Следует отдать справедливость абдеритам, они считали хвастовством все, что Демокрит рассказал им о своих познаниях в птичьем языке. Но это не мешало им продолжать занимательную беседу, ибо они охотней всего слушали о вещах, в которые не верили и все же хотели верить, как например, о сфинксах, морских людях, сивиллах, кобольдах,[139] чудовищах, привидениях и обо всем прочем в таком же роде. Птичий язык, полагали они, тоже относится к подобным вещам.

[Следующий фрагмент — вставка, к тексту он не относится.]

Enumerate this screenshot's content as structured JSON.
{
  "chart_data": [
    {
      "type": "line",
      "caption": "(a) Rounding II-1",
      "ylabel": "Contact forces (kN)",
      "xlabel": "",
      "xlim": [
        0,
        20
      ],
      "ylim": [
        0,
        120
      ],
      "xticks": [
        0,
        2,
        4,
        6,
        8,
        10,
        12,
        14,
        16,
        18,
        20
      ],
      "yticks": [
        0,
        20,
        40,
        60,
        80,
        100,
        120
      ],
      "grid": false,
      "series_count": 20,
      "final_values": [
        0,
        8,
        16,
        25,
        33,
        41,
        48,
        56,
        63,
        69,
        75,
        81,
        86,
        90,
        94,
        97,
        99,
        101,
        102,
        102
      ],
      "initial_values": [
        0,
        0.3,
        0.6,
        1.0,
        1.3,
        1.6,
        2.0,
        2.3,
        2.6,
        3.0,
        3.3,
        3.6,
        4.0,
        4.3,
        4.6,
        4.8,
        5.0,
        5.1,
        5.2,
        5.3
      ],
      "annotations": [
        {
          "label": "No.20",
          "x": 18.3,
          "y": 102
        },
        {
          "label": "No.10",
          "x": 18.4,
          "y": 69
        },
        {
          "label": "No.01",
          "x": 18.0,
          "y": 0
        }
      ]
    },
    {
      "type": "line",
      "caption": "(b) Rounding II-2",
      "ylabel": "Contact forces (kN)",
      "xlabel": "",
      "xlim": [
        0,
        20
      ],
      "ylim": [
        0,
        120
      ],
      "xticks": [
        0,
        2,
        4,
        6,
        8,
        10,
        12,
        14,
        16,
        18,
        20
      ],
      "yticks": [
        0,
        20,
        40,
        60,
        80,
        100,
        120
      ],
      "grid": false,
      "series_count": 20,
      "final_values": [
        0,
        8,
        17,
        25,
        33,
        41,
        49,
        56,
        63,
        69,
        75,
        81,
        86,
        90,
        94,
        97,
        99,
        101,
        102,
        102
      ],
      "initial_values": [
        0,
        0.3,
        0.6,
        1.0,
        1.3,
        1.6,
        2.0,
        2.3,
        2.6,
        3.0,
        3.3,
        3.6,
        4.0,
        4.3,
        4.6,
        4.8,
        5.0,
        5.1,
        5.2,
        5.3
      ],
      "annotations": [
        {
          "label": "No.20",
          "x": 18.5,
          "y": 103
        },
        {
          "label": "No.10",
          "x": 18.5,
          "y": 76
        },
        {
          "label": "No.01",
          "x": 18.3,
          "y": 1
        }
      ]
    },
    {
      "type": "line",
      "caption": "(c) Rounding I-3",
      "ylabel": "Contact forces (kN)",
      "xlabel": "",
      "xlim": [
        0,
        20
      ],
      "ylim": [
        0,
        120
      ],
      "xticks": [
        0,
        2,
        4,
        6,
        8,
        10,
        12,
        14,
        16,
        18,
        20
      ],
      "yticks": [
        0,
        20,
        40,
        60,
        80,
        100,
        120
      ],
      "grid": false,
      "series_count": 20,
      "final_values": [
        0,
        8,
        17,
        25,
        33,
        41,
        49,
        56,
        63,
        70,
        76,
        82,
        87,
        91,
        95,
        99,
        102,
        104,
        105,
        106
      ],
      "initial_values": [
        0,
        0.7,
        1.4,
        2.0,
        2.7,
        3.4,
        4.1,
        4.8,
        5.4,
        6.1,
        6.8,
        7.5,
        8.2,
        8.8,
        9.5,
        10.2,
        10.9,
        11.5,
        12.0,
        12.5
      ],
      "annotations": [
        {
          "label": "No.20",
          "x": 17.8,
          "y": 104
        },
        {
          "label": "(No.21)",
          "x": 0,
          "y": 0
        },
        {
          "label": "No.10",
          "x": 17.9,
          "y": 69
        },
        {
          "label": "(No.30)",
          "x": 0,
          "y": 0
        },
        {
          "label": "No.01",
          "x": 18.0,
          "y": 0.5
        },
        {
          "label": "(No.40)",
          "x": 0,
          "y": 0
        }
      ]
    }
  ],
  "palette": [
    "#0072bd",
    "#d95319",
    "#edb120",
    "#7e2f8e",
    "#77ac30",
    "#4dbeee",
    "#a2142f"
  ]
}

– Эту тайну, – сказал Демокрит, – я узнал от верховного жреца в Мемфисе, так как меня посвятили в египетские мистерии. Он был высокий, сухощавый человек, с очень длинным именем и еще более длинной седой бородой, доходившей до пояса. Все бы приняли его за человека из другого мира, настолько торжественно и таинственно выглядел жрец в своем остроконечном колпаке и длинной мантии.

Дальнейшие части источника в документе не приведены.